Seguem-se as obras na Casa Mãe, para acolhimentos dos sacerdotes e voluntários dedicados ao Calvário, e obras do LR – lar residencial para pessoas com deficiência intelectual, na forma estabelecida pela Organização Mundial da Saúde (OMS – outubro de 2004). Faremos dois polos, com a mesma lógica de reabilitação do edificado. Estruturas com capacidade para 15 camas (9+9) e que mantenham o desenho originalíssimo da aldeia de Beire, bem como o seu espírito de envolvência natural e ecológica, primeiro e maior elemento de cura.

Teremos de renovar a lavandaria e ampliar a cozinha que terão de ser deslocada para a parte baixa da quinta, edifício das antigas oficina, garagens e arrecadação. Este projecto está a ser orientado pela Arquitecta Margarida Osswald e acompanhado pelo Arquitecto Paisagista Gonçalo Andrade, bem como pela participação do Engenheiro Eletrotécnico Alexandre Martins e do Engenheiro Civil Nunes da Silva. São processos complexos e dispendiosos a que teremos de corresponder com os meios necessários, a angariação de fundos é uma urgência. E que esperamos não nos falte a Providência.

Além destas obras está a ser implementado um projecto de produção eléctrica a partir de energias renováveis, painéis fotovoltaicos, que permitirão uma diminuição na factura energética em cada mês.

Não se trata de edificar templos mundanos, mas lugares de acolhimento e lugares acolhedores para quem tem maior necessidade deles: doentes pobres sem rectaguarda familiar. O nosso compromisso é com a história passada e recente do Calvário e por fidelidade ao espírito e carisma que aqui reina. É preciso projectar muito e bem, investir criteriosamente, teremos muito trabalho e muitas preocupações, até que possamos dar resposta a tantos e tantos pedidos de acolhimento, que não param de nos fazer chegar. Situações complexas a que não somos insensíveis, embora não tenhamos respostas prontas na algibeira.

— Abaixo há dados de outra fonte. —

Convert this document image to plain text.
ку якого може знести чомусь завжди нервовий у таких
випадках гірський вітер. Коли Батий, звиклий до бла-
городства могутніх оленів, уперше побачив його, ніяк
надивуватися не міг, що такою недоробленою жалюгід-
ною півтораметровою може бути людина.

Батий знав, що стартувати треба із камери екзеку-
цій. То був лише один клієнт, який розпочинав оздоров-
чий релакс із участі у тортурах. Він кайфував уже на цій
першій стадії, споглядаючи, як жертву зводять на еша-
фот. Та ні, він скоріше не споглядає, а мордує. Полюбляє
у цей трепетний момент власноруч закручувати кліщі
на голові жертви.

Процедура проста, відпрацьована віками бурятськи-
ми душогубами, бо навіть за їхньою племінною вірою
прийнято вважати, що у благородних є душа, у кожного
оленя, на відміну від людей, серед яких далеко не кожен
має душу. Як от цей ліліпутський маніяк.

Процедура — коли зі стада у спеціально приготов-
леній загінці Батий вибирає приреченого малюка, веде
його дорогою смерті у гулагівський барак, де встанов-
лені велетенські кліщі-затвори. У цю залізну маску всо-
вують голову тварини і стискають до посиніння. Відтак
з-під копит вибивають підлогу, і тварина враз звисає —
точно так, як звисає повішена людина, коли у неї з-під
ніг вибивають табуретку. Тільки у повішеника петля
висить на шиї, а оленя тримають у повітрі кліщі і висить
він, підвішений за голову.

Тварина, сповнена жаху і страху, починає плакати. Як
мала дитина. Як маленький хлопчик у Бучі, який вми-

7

O fruto que almejamos é esse: poder dar um tecto e a caridade a quantos se vêem privados deles e assim continuar a ser Calvário, lugar de cura e de redenção, celeiro para quantos estão jogados nas margens da sociedade, pisados antes de amadurecidos, escondidos dos grandes holofotes sociais, mas, acreditamos, olhados pelo olhar misericordioso de Deus e daqueles que se dispõem a servi-los livre e pobremente. É uma obra de salvação esta obra material, mas que aponta para uma espiritualidade do quotidiano onde se encontre um lugar onde reclinar a cabeça (cf. Mateus 8,20) e render o espírito (cf. Lucas 23,46). Jesus encontrou-o na hospitalidade dos amigos (Lucas 10,38) e na cruz que os seus algozes prepararam (Lucas 23,33). Nós queremos proporcioná-lo aqui e agora e de forma pronta e competente!